Much of smokeless tobacco marketing in recent years has been aimed at enticing kids to start and at discouraging smokers from quitting, undermining efforts to reduce tobacco use. Tobacco companies continue to aggressively market traditional smokeless tobacco products, often in kid-friendly candy and fruit flavors (such as vanilla, cherry and apple Skoal). They have also introduced an array of new smokeless tobacco products, many like R.J. Reynolds’ Camel Sticks, Strips and Orbs that appeal to kids because they look, taste and are packaged like candy and are easy to conceal. Increasingly, manufacturers have marketed smokeless tobacco as a complement to cigarettes in the growing number of places where smoking is not allowed. Marketing for R.J. Reynolds’ Camel Snus has used the slogan “Pleasure for wherever,” specifically encouraging use of the product in offices, bars, airplanes and concerts. Similarly, advertising for Philip Morris’ Marlboro Snus stated, “So next time smoking isn’t an option, just reach for your Snus.” These products and marketing campaigns clearly discourage smokers from quitting – and truly protecting their health.

The continuing high level of tobacco marketing show why we need aggressive action by all levels of government to stop the tobacco epidemic.
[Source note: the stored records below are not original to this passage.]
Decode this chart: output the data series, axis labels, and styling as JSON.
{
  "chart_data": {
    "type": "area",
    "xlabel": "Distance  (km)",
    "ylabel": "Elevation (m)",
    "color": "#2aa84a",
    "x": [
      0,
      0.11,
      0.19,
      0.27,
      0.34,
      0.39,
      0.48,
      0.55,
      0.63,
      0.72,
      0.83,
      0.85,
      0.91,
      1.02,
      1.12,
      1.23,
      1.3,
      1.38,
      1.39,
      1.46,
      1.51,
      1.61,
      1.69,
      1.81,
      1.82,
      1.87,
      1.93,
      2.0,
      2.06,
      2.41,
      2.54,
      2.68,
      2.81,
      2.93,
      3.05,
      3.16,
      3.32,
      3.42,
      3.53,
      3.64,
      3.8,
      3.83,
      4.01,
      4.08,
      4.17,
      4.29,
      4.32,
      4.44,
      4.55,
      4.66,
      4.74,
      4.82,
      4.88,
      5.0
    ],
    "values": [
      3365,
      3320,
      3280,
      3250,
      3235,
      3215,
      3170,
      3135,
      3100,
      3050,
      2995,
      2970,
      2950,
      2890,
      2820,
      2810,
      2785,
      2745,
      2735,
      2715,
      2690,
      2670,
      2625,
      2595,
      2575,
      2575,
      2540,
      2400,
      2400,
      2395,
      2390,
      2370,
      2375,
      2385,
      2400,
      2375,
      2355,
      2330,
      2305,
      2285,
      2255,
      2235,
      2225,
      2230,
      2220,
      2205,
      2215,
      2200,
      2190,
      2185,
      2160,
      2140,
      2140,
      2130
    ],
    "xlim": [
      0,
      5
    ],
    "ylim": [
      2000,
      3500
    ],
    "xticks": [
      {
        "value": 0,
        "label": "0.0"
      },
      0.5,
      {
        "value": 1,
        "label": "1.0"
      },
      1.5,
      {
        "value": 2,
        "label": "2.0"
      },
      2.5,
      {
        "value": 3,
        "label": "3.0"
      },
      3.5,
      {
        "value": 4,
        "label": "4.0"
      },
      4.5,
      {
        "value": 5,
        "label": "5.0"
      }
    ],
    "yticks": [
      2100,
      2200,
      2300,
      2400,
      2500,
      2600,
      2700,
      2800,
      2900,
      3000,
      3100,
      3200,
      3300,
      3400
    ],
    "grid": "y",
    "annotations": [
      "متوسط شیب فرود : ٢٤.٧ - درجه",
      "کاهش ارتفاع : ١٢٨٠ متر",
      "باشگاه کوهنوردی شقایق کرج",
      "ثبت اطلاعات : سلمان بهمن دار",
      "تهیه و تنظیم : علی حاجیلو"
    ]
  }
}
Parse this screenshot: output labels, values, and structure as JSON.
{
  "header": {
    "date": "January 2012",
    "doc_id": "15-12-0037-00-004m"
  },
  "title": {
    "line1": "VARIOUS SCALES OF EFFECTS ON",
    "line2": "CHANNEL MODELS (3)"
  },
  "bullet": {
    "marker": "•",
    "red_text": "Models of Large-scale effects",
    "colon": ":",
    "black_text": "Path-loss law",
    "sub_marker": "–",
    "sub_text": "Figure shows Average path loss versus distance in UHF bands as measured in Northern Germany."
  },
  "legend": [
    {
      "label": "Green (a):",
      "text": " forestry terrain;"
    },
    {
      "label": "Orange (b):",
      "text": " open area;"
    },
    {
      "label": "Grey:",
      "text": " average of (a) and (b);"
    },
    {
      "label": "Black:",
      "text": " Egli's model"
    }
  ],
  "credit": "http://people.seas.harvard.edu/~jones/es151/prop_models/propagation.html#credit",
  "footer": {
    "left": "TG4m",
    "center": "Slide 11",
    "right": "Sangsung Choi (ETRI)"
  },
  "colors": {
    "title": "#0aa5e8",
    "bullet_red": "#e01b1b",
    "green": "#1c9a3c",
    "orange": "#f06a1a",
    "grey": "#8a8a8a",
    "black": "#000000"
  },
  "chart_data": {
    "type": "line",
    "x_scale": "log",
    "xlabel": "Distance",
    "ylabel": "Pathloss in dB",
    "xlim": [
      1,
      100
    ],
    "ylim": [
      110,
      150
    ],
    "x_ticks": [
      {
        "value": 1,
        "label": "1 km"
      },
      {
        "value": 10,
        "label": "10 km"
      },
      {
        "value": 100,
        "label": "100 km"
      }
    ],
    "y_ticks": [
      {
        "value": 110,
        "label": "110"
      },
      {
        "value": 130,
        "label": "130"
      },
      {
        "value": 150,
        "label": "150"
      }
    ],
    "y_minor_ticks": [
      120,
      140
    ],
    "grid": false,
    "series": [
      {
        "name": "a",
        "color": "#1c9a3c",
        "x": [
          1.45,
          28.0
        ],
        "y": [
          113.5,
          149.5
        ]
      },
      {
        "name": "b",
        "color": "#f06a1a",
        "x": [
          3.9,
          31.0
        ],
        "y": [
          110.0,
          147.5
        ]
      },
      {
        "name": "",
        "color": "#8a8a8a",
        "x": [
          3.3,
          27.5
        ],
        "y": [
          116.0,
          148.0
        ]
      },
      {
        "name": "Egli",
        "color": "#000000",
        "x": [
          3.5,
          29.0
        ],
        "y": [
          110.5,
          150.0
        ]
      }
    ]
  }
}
The Food and Drug Administration must effectively exercise its new authority over tobacco products and marketing, while the Administration and Congress should fund and implement the federal government’s new Tobacco Control Strategic Action Plan. The states must pick up the pace of their efforts to increase tobacco taxes, enact smoke-free laws and fund tobacco prevention and cessation programs.

Tobacco use is the nation’s number one cause of preventable death, killing more than 400,000 people and costing $96 billion in health care bills each year. These deaths and costs are entirely preventable if elected officials at all levels fight tobacco use as aggressively as the tobacco companies market their deadly products.